Quietschebunt kommt das Cover daher, pink und gold dominieren. Genauso quietschebunt sind die Kuchen, die Angel in Kundenauftrag backt. Damit verdient sie etwas zum Lebensunterhalt dazu, müssen sie und ihr Mann sich doch um die fünf Enkelkinder kümmern, da deren Eltern bereits tot sind: die Schwiegertochter starb an AIDS, der Sohn war ebenfalls infiziert, wurde aber erschossen, die Tochter war infiziert und brachte sich selber um, nachdem sie von ihrer Krankheit erfahren hatte. Angel ist in der Nachbarschaft geachtet, alle kommen mit ihren Sorgen und Nöten zu ihr, und allen steht sie mit Rat und Tat zur Seite. Sie (und damit auch der Leser) erfährt von ihren Mitmenschen alles über ihr Leben: vom Genozid in Ruanda, von Bestechung, von AIDS und der Verdrängung aus den Köpfen der Menschen, von Straßenkindern, unehelichen Kindern, Prostituierten, die mit ihrer Arbeit das Überleben der Familie sichern, von weiblicher Genitalverstümmelung und vielem mehr. Jeder Kuchen steht für eine neue Geschichte, so dass das Buch eigentlich aus vielen kleinen Episoden besteht.
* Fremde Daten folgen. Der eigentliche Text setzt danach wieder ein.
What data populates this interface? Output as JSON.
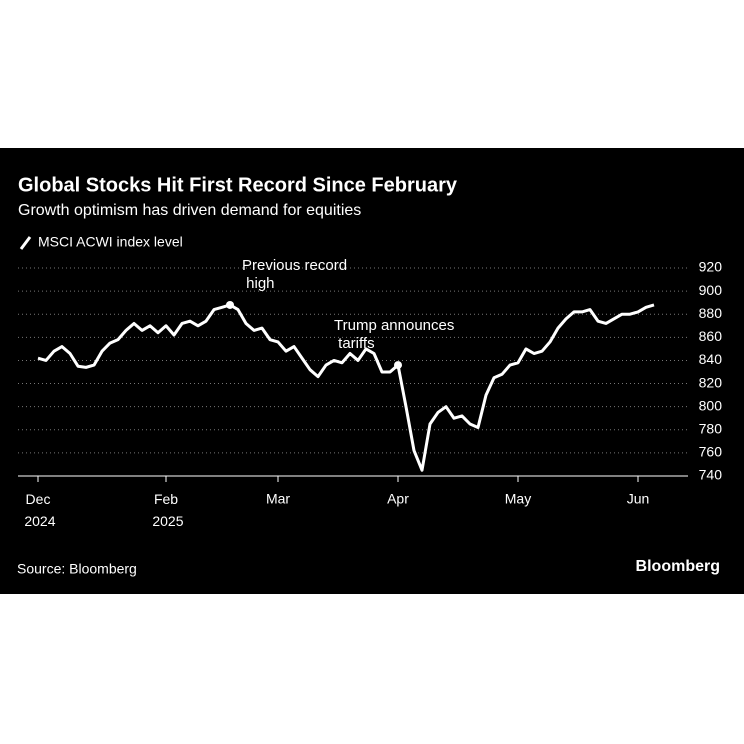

Angel ist der Engel im wörtlichen Sinn: sie stiftet Ehen, hilft allen, so gut sie es kann, und wenn sie nur zuhört oder aus Resten eine warme Mahlzeit für die Straßenkinder zaubert. Trotz der Armut, die überall herrscht, findet man in diesem Buch eine Lebensfreude, die ansteckt.Das Buch lenkt den Blick auf Afrika, ohne belehrend zu sein, zeigt z.B. die Gräueltaten des Genozids auf, die sonst so nicht mehr in den Köpfen präsent wären.

Für mich war es sehr gut lesbar, ein paar Setzfehler könnten bei der nächsten Auflage bereinigt werden. Allerdings hätte ich gerne eine Karte gehabt, denn im Urlaub hatte ich natürlich keinen Atlas dabei, um die Orte, in denen das Buch spielt, nachschlagen zu können.